After the database population, linkage and customisation were completed; the project success was tested with some of the data it contained. The data were plotted on the Nigeria basemap within ArcView environment. The map shows clusters of sampling points in those areas where oil company’s facilities are located and in those special areas where they have carried out other similar studies.

The approach helped to convert the over three hundred hardcopy reports involved under this project into a digital form. The tables contained in those reports are now being used to carry out change detection, compliance monitoring and baseline data evaluation. The project also serves to expose some of the limitations of the past field data collection methods. In order to overcome the problem of missing coordinate locations in the subsequent environmental data collection it is recommended that field template forms be developed for virtually all aspect of environmental data collection. The templates should be standardised for field data collection exercise. The use of field templates forms for environmental data collection should however be championed by the two regulatory bodies in Nigeria. This will ensure that there is uniformity in data collection among the different actors and stakeholders in the environmental business.
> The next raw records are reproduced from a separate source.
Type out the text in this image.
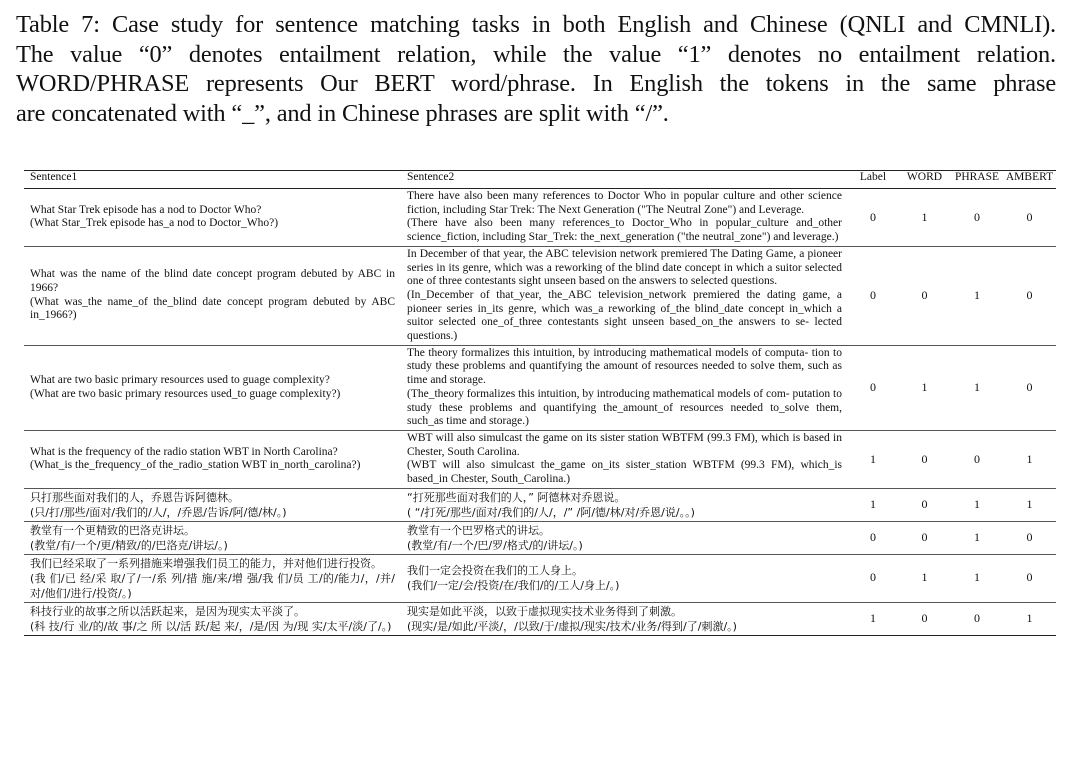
Table 7: Case study for sentence matching tasks in both English and Chinese (QNLI and CMNLI).
The value “0” denotes entailment relation, while the value “1” denotes no entailment relation.
WORD/PHRASE represents Our BERT word/phrase. In English the tokens in the same phrase
are concatenated with “_”, and in Chinese phrases are split with “/”.
Sentence1	Sentence2	Label	WORD	PHRASE	AMBERT

What Star Trek episode has a nod to Doctor Who?
(What Star_Trek episode has_a nod to Doctor_Who?)	There have also been many references to Doctor Who in popular culture and other science fiction, including Star Trek: The Next Generation ("The Neutral Zone") and Leverage.
(There have also been many references_to Doctor_Who in popular_culture and_other science_fiction, including Star_Trek: the_next_generation ("the neutral_zone") and leverage.)	0	1	0	0

What was the name of the blind date concept program debuted by ABC in 1966?
(What was_the name_of the_blind date concept program debuted by ABC in_1966?)	In December of that year, the ABC television network premiered The Dating Game, a pioneer series in its genre, which was a reworking of the blind date concept in which a suitor selected one of three contestants sight unseen based on the answers to selected questions.
(In_December of that_year, the_ABC television_network premiered the dating game, a pioneer series in_its genre, which was_a reworking of_the blind_date concept in_which a suitor selected one_of_three contestants sight unseen based_on_the answers to se- lected questions.)	0	0	1	0

What are two basic primary resources used to guage complexity?
(What are two basic primary resources used_to guage complexity?)	The theory formalizes this intuition, by introducing mathematical models of computa- tion to study these problems and quantifying the amount of resources needed to solve them, such as time and storage.
(The_theory formalizes this intuition, by introducing mathematical models of com- putation to study these problems and quantifying the_amount_of resources needed to_solve them, such_as time and storage.)	0	1	1	0

What is the frequency of the radio station WBT in North Carolina?
(What_is the_frequency_of the_radio_station WBT in_north_carolina?)	WBT will also simulcast the game on its sister station WBTFM (99.3 FM), which is based in Chester, South Carolina.
(WBT will also simulcast the_game on_its sister_station WBTFM (99.3 FM), which_is based_in Chester, South_Carolina.)	1	0	0	1

只打那些面对我们的人，乔恩告诉阿德林。
(只/打/那些/面对/我们的/人/，/乔恩/告诉/阿/德/林/。)	“打死那些面对我们的人，” 阿德林对乔恩说。
( “/打死/那些/面对/我们的/人/，/” /阿/德/林/对/乔恩/说/。。)	1	0	1	1

教堂有一个更精致的巴洛克讲坛。
(教堂/有/一个/更/精致/的/巴洛克/讲坛/。)	教堂有一个巴罗格式的讲坛。
(教堂/有/一个/巴/罗/格式/的/讲坛/。)	0	0	1	0

我们已经采取了一系列措施来增强我们员工的能力，并对他们进行投资。
(我 们/已 经/采 取/了/一/系 列/措 施/来/增 强/我 们/员 工/的/能力/，/并/对/他们/进行/投资/。)	我们一定会投资在我们的工人身上。
(我们/一定/会/投资/在/我们/的/工人/身上/。)	0	1	1	0

科技行业的故事之所以活跃起来，是因为现实太平淡了。
(科 技/行 业/的/故 事/之 所 以/活 跃/起 来/，/是/因 为/现 实/太平/淡/了/。)	现实是如此平淡，以致于虚拟现实技术业务得到了刺激。
(现实/是/如此/平淡/，/以致/于/虚拟/现实/技术/业务/得到/了/刺激/。)	1	0	0	1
  • DPR Environmental Guidelines and Standards for the Petroleum Industry 1991 PG 98-114.
  • ESI Mapping Standards and Protocols; Nigeria OPTS/NNPC November 2001.
  • NEDECO (1961): The waters of the Niger Delta, Netherlands Engineering Company, Hague.
  • NEST (1991): Nigeria’s Threatened Environment- A National Profile. Nigeria Environmental Study Action Team, Ibadan.
  • Niger Delta Environmental Survey (NDES): Environmental and Socio- Economic Characteristics. Volume11 Sept 1997
  • Niger Delta Environmental Survey (NDES): Evaluation of Data Gaps, database Management and Bibliography. Volume11 Sept 1997.